The Fylde’s four MPs have branded the Casino Advisory Panel report as littered with “inconsistencies” and “contradictions”.
They have accused the panel of missing the point when it came to assessing the “catalystic potential” of the super casino to trigger further massive investment in Blackpool.Blackpool Today Blackpool news – Casino – a colossal blunder
I really feel for the people of Blackpool. The whole casino selection process strikes me as bizarre. Why not just let citizens of Blackpool vote in a referendum on whether they want casino gaming or not? Is that too much democracy? I guess it’s just a politico-cultural difference between the UK and the States.
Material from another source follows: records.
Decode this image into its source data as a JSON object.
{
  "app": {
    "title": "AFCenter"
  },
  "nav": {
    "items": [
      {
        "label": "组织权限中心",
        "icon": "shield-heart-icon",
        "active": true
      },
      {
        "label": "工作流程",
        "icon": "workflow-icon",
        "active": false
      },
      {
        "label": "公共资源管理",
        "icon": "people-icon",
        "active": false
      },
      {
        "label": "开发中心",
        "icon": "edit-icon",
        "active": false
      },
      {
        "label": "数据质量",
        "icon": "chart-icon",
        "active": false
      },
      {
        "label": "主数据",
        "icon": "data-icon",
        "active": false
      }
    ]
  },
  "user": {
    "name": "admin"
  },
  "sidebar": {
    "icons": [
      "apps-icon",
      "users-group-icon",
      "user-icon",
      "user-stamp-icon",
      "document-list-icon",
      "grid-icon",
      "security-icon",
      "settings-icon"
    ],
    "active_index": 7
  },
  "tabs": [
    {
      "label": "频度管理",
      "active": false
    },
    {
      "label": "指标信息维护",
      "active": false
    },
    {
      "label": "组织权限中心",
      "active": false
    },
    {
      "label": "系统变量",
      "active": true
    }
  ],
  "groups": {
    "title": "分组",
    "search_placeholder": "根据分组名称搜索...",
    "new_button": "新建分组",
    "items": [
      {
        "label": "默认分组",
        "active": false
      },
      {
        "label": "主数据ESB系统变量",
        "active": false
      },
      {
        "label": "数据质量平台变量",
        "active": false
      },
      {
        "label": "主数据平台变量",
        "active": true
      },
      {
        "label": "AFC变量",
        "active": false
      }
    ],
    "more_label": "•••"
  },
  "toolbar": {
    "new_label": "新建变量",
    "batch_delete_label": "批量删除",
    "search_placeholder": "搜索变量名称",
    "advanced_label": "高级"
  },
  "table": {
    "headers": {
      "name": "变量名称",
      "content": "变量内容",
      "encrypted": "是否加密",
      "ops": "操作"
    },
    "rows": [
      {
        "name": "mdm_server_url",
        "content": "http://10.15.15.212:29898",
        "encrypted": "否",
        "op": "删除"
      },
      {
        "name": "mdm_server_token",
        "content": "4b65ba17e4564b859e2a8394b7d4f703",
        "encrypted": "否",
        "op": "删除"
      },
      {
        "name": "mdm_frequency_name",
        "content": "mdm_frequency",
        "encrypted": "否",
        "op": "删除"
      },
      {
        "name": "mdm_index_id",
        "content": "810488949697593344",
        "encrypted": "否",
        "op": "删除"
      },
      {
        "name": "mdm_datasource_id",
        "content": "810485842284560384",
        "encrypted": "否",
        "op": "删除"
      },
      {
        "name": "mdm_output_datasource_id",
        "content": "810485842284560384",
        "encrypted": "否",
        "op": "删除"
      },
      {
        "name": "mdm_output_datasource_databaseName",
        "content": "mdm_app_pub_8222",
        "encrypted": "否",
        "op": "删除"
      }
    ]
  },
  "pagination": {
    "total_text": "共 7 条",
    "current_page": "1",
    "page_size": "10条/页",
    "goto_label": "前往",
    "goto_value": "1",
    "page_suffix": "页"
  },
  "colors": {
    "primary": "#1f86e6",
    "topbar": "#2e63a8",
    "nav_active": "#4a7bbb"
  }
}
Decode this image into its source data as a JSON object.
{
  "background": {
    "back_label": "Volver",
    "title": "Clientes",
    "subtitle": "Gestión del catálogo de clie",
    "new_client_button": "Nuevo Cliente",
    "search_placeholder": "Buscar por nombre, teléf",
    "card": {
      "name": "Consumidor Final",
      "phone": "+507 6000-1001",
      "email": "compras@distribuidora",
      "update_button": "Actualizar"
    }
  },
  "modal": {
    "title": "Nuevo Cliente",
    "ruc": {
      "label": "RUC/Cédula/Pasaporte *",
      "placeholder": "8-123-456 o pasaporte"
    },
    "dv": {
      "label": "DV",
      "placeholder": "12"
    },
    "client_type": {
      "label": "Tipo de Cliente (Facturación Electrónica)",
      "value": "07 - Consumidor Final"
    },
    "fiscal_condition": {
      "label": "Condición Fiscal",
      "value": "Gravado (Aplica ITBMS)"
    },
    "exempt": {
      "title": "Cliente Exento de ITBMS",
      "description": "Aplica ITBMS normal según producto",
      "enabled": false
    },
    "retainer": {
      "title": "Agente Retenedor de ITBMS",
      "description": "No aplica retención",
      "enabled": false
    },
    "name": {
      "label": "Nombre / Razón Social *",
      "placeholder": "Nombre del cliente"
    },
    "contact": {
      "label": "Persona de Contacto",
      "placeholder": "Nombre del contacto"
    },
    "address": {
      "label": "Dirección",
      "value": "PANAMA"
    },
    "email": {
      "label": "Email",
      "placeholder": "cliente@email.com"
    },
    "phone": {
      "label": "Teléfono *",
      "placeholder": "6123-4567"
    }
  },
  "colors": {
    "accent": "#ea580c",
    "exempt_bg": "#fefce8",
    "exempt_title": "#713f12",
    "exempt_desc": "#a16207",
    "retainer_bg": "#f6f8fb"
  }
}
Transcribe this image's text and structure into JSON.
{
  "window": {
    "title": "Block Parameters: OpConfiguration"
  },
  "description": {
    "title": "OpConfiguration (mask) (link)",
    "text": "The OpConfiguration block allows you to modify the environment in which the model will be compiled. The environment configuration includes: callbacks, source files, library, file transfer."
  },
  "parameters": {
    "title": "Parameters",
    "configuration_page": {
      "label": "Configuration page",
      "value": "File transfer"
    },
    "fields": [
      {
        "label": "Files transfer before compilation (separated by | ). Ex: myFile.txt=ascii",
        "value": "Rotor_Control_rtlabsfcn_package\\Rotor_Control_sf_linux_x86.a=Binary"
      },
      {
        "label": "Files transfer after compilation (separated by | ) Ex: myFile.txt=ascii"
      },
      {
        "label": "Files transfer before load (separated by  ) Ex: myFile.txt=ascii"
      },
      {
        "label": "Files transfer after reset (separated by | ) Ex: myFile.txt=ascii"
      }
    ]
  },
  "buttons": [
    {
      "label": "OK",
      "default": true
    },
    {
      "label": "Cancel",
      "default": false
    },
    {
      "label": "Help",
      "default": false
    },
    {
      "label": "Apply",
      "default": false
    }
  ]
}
If it’s any consolation, the first bid to get casinos legalized in Atlantic City failed as well.
Speaking of AC, I watched the Louis Malle movie Atlantic City last night. It was the first time that I’d seen it all the way through. I’ve got to say it’s an interesting depiction of the city circa 1980–I’m not sure how accurate it was (I was only 7 at the time). A few things rang true, a few rang false. It might be that movie audiences are much more sophisticated now, but the whole “stolen drug shipment” storyline didn’t seem very well thought out–not compared to True Romance, anyway. I was also a little bummed out that no one spoke with a real Philly/South Jersey accent. Still, it was nice seeing the old Resorts, and the old boards, and what I think was the inside of the Knife and Fork. I’ve got a feeling that if they’d shot a scene inside the Baltimore Grill, it would look pretty much the same today.
Someone who’s got a better memory of the city at the time of the shooting could answer this question: Is the apartment building where they all lived on the site of today’s Flagship? I kind of think so, but I couldn’t tell for sure.
One funny note: most of the vacant lots that you see in the movie are, after 27 years of “redevelopment,” still vacant.